Logo
Cover

Démagogie rationnelle

Le seuil de pauvreté d’un pays est clairement décrit à l’échelle internationale : ceux qui reçoivent moins de 60 pour cent du revenu médian sont exposés au risque de pauvreté. L’Office fédéral de la statistique (destatis) a calculé ce seuil pour l’Allemagne en 2018 à 1 035 euros nets. L’étude Bertelsmann, basée sur les calculs de l’Institut allemand de recherche économique (DIW), arrive à d’autres conclusions: elle réduit le seuil de pauvreté pour les personnes de plus de 65 ans de 130 euros à 905 euros.

La façon dont il le fait n’est pas explicitement expliquée dans l’étude. Toutefois, il ressort clairement d’un tableau à la page 87, qui montre le « revenu moyen de la population âgée », à partir duquel le seuil de pauvreté de 60 % est ensuite calculé.

Il s’agit d’une mauvaise manipulation, car le texte explicatif suggère que la méthode d’enquête suit les règles internationales. UE-SILC, statistiques de l’UE sur le revenu et les conditions de vie, l’enquête de l’UE sur le revenu et les conditions de vie, est à juste titre toujours basée sur les revenus de l’ensemble de la population.

Mais il ne le fait pas du tout. Si les manipulateurs devaient poursuivre le jeu de la prise en compte séparée des populations de manière cohérente, ils devraient également calculer le revenu de retraite des fonctionnaires, des politiciens et des pigistes. Après tout, toute l’étude porte sur les retraités de l’assurance-retraite statutaire. Il en résulterait alors probablement un seuil de pauvreté des personnes âgées d’environ 850 euros. Il s’agirait alors d’un seuil de pauvreté qui, pour un grand nombre de retraités, serait encore inférieur à la sécurité de base (aide sociale).

L’assurance-retraite allemande recommande actuellement que, dans le cas d’une pension inférieure à 865 euros, il soit vérifié s’il existe un droit à l’assurance de base.
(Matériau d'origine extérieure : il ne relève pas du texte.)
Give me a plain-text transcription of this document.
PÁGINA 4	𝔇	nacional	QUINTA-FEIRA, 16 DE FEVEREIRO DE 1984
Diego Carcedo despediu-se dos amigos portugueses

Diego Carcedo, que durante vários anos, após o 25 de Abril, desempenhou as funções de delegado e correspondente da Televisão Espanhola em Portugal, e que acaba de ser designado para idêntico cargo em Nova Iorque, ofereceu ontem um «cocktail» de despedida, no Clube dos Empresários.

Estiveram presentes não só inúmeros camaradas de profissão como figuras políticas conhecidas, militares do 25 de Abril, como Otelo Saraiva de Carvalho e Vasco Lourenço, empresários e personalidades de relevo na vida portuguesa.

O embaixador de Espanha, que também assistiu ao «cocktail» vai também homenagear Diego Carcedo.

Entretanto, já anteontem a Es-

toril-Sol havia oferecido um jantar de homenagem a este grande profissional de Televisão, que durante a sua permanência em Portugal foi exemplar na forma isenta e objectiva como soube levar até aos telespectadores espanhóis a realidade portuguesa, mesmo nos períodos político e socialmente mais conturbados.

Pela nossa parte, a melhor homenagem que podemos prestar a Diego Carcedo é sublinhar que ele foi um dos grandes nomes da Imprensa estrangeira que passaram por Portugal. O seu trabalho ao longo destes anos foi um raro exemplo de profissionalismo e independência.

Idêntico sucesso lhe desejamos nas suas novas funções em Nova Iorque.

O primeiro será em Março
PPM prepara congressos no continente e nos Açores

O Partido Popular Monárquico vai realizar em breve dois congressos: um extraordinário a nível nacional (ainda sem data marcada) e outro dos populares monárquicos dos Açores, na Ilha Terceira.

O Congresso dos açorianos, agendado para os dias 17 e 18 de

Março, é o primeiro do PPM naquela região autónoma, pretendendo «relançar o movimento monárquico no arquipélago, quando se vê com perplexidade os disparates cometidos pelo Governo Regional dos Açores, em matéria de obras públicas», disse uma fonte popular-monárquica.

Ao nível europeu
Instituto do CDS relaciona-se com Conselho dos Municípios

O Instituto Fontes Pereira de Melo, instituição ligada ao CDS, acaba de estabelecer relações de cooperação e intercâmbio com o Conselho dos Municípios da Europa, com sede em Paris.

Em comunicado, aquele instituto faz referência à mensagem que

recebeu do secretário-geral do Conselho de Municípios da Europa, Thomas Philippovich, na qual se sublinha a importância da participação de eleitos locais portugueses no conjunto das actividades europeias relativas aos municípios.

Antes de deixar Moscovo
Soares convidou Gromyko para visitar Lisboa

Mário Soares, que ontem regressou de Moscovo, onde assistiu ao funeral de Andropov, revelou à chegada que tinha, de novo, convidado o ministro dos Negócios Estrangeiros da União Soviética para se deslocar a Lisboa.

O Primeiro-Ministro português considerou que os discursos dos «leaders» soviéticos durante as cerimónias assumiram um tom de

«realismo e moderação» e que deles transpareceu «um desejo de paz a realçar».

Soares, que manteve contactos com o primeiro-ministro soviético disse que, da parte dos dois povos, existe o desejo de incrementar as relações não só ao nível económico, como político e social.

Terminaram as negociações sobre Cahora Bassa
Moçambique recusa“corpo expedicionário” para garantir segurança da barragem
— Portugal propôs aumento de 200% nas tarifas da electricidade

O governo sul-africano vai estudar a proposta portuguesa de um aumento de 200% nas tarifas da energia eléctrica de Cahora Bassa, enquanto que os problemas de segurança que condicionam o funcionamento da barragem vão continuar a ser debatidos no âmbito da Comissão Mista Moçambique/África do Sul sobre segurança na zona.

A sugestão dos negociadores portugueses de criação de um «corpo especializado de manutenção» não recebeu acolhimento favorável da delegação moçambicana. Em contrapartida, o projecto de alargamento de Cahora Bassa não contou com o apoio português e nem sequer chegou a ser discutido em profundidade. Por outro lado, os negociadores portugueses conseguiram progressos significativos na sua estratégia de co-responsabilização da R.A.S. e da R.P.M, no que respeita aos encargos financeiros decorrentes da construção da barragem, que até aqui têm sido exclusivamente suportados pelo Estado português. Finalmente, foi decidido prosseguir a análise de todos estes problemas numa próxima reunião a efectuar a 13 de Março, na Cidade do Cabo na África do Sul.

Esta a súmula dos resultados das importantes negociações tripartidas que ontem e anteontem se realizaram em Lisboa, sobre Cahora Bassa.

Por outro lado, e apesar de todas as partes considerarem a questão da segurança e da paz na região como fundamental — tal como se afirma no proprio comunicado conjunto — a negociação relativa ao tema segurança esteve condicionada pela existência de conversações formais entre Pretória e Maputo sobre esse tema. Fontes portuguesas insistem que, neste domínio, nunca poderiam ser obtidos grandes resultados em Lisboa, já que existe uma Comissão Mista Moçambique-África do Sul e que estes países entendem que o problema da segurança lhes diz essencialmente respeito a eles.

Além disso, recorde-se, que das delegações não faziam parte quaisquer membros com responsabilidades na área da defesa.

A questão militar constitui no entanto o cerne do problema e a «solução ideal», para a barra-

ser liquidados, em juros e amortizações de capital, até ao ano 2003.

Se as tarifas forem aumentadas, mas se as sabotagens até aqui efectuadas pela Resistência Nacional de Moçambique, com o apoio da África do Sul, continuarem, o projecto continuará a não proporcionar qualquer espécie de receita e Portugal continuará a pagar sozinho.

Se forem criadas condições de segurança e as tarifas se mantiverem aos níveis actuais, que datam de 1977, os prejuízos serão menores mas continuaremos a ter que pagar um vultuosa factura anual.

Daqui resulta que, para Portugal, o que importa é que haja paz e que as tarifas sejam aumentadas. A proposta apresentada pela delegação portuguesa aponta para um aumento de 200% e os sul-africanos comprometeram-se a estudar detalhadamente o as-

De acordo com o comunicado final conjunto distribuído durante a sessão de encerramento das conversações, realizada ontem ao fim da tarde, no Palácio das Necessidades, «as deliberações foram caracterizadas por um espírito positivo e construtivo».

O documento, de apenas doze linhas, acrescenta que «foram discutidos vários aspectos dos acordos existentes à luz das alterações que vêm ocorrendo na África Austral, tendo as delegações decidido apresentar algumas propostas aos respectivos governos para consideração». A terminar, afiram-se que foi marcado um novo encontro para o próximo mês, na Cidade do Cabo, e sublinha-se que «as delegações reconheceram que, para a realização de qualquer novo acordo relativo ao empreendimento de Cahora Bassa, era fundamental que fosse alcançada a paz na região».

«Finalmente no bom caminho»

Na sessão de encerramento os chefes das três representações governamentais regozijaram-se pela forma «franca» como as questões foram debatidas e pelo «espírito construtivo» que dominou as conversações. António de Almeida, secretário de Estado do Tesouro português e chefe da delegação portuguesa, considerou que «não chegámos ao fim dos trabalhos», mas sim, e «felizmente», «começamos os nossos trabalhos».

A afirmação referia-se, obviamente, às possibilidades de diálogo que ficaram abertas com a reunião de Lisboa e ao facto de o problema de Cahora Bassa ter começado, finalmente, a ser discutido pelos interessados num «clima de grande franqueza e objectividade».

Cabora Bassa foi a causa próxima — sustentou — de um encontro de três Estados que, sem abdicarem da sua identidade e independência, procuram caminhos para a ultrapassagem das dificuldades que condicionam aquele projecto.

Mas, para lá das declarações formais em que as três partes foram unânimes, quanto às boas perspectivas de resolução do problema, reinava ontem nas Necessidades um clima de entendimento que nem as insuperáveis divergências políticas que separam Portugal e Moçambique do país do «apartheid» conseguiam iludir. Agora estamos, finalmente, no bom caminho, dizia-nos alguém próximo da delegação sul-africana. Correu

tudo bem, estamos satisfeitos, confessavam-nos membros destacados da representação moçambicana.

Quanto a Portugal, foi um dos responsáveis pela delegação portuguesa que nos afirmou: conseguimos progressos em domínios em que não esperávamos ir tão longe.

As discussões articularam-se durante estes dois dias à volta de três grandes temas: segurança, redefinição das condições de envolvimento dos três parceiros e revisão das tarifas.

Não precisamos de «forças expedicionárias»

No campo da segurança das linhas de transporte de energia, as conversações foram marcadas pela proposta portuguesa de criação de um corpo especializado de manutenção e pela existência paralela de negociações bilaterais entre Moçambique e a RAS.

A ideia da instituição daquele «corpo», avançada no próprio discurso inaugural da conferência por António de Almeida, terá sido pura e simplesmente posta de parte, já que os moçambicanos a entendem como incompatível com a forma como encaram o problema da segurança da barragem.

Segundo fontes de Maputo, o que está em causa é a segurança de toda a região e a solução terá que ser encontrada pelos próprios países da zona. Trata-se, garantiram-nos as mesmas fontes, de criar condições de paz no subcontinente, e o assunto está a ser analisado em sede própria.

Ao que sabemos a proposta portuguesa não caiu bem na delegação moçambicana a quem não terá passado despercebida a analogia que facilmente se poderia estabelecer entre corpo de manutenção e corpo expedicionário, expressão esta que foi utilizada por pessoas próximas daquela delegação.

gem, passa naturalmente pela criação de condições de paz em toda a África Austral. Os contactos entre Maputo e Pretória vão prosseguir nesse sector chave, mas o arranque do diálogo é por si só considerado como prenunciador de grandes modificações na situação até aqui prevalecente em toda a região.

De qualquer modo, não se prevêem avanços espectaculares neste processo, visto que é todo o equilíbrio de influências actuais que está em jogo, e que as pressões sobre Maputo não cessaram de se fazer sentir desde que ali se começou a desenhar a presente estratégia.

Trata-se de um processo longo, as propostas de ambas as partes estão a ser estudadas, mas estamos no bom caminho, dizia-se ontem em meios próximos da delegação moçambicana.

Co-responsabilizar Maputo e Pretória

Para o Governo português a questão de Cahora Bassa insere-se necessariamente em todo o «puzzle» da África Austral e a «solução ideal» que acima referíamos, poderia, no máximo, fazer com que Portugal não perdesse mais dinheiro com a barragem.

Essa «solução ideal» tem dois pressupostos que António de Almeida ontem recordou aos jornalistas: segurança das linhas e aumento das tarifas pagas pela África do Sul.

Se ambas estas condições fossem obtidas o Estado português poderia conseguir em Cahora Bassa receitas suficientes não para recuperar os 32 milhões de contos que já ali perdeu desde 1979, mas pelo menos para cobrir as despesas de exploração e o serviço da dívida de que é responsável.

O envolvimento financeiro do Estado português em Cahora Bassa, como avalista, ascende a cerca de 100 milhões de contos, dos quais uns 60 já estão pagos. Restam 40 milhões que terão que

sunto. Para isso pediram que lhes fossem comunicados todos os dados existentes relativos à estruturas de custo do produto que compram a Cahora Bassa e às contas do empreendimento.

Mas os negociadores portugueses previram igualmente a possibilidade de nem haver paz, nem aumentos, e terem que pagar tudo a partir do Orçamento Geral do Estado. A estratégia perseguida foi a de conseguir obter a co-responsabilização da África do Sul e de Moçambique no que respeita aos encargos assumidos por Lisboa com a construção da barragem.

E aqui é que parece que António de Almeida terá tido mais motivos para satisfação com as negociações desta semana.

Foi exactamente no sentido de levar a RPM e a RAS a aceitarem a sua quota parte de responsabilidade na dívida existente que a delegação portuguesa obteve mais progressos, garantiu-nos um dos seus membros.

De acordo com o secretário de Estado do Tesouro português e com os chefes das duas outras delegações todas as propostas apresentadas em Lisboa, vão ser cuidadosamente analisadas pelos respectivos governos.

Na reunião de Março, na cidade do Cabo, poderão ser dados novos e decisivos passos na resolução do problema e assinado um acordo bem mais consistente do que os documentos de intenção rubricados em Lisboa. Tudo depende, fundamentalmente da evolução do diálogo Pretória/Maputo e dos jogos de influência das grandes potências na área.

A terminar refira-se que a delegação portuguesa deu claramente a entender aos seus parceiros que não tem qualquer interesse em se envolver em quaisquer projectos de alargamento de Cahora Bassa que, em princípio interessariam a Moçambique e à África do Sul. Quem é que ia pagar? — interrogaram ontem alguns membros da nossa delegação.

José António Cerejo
C’est là qu’intervient une nouvelle redéfinition de la publication Bertelsmann : un seuil de sécurité de base de 777 euros est mis en place.

Il faut savoir : le fusible de base se compose de deux composants.

  1. Le taux normal de vie continue — actuellement de 424 euros par mois pour les particuliers — qui est le même pour tous.
  2. Coûts de logement, constitués de loyer froid et de chauffage/eau chaude. Ils sont évalués différemment d’une région à l’autre. Le tarif maximal est basé sur le plafond de loyer local plus les coûts de chauffage/eau chaude. Selon cela, par exemple, la sécurité de base dans le quartier de Rendsburg / Eckernf-rde peut être de 840 euros, à Berlin 920 euros.

Le nouveau seuil de sécurité de base ne peut donc être pertinent que pour une région d’Allemagne où le loyer froid est bien inférieur à 300 euros. Cependant, il y en a très peu.

Échecs médiatiques de la “Welt” à la “Neuen Deutschland”

La Fondation Bertelsmann a lancé une étude qui vise clairement à changer les normes de pauvreté. Hier soir, une émission de NDR-Info sur la pauvreté des personnes âgées était déjà modérée avec «il s’agit de personnes qui ont moins de 905 euros par mois pour vivre sur ‘…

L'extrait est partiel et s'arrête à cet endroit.